Guess what I did today. Walked the whole length of Mill
Lane (about a mile) with a young woman, a baby,
and two dogs. It must have been pretty scintillating because I don’t remember
anything we talked about, apart from the fact that the dogs were brother and
sister and were a different colour than both parents. I hope I didn’t tell her
that it was only the dogs I was interested in.
The joiners (father and son) made a mess, and dad
recommended I get an air rifle to shoot the jackdaws, wood pigeons and
pheasants that get on my bird table. I’m growing so tired of telling people I
don’t do that sort of thing. But at least the new windows fit.
The Red Renault got me to the town and back again today, but
it still isn’t right and I still don’t trust it. Nigel is supposed to be
looking out for another one (I don’t need to explain why I have to rely on
Nigel, do I?) He says he’ll get back to me. Right.

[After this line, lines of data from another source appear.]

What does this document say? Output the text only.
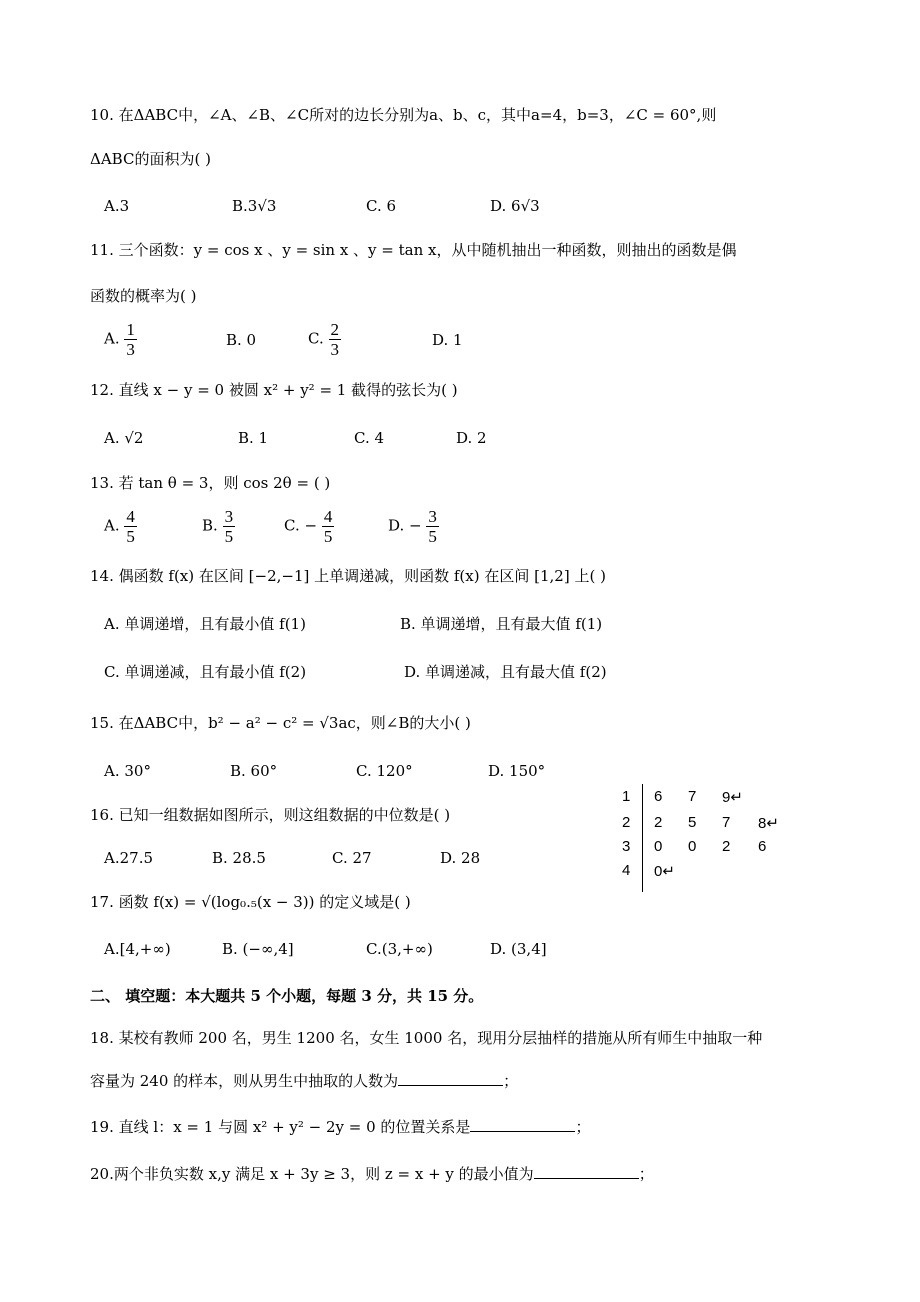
10. 在ΔABC中，∠A、∠B、∠C所对的边长分别为a、b、c，其中a=4，b=3，∠C = 60°,则
ΔABC的面积为( )
A.3	B.3√3	C. 6	D. 6√3
11. 三个函数：y = cos x 、y = sin x 、y = tan x，从中随机抽出一种函数，则抽出的函数是偶
函数的概率为( )
A. $\frac{1}{3}$	B. 0	C. $\frac{2}{3}$	D. 1
12. 直线 x − y = 0 被圆 x² + y² = 1 截得的弦长为( )
A. √2	B. 1	C. 4	D. 2
13. 若 tan θ = 3，则 cos 2θ = ( )
A. $\frac{4}{5}$	B. $\frac{3}{5}$	C. − $\frac{4}{5}$	D. − $\frac{3}{5}$
14. 偶函数 f(x) 在区间 [−2,−1] 上单调递减，则函数 f(x) 在区间 [1,2] 上( )
A. 单调递增，且有最小值 f(1)	B. 单调递增，且有最大值 f(1)
C. 单调递减，且有最小值 f(2)	D. 单调递减，且有最大值 f(2)
15. 在ΔABC中，b² − a² − c² = √3ac，则∠B的大小( )
A. 30°	B. 60°	C. 120°	D. 150°
16. 已知一组数据如图所示，则这组数据的中位数是( )
A.27.5	B. 28.5	C. 27	D. 28
1 6 7 9↵
2 2 5 7 8↵
3 0 0 2 6
4 0↵
17. 函数 f(x) = √(log₀.₅(x − 3)) 的定义域是( )
A.[4,+∞)	B. (−∞,4]	C.(3,+∞)	D. (3,4]
二、 填空题：本大题共 5 个小题，每题 3 分，共 15 分。
18. 某校有教师 200 名，男生 1200 名，女生 1000 名，现用分层抽样的措施从所有师生中抽取一种
容量为 240 的样本，则从男生中抽取的人数为	；
19. 直线 l：x = 1 与圆 x² + y² − 2y = 0 的位置关系是	；
20.两个非负实数 x,y 满足 x + 3y ≥ 3，则 z = x + y 的最小值为	；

I have a vague but nagging sense that I’m serving a
punishment. Paranoia, I expect.
After yesterday’s bombardment of revelations, followed by
only four and a half hours sleep, I’m nothing like as tired as I think I should
be. Adrenalin? Paranoia? Anxiety? Who knows?
Looks like my story The
Gypsy Rover is finally going to get published. I had the edits today and
they’d hardly touched it. The only thing I could find to take issue with was
that they’d changed ‘any more’ to ‘anymore.’ That’s the problem with having an
American editing a Brit’s story. Sometimes they don’t know what the Brit
convention is, just as I sometimes don’t know the American one. I’m not going
to press the matter.
I’m boring myself.
2 comments:
congrats to your publishing story and it's safe from editing. :)
Thank you. Mei-shan. Having the story left just as it was written usually means one of two things: either they're not very good, or they are and they respect my writing. I don't mind either way. I was expecting a battle, but it didn't materialise.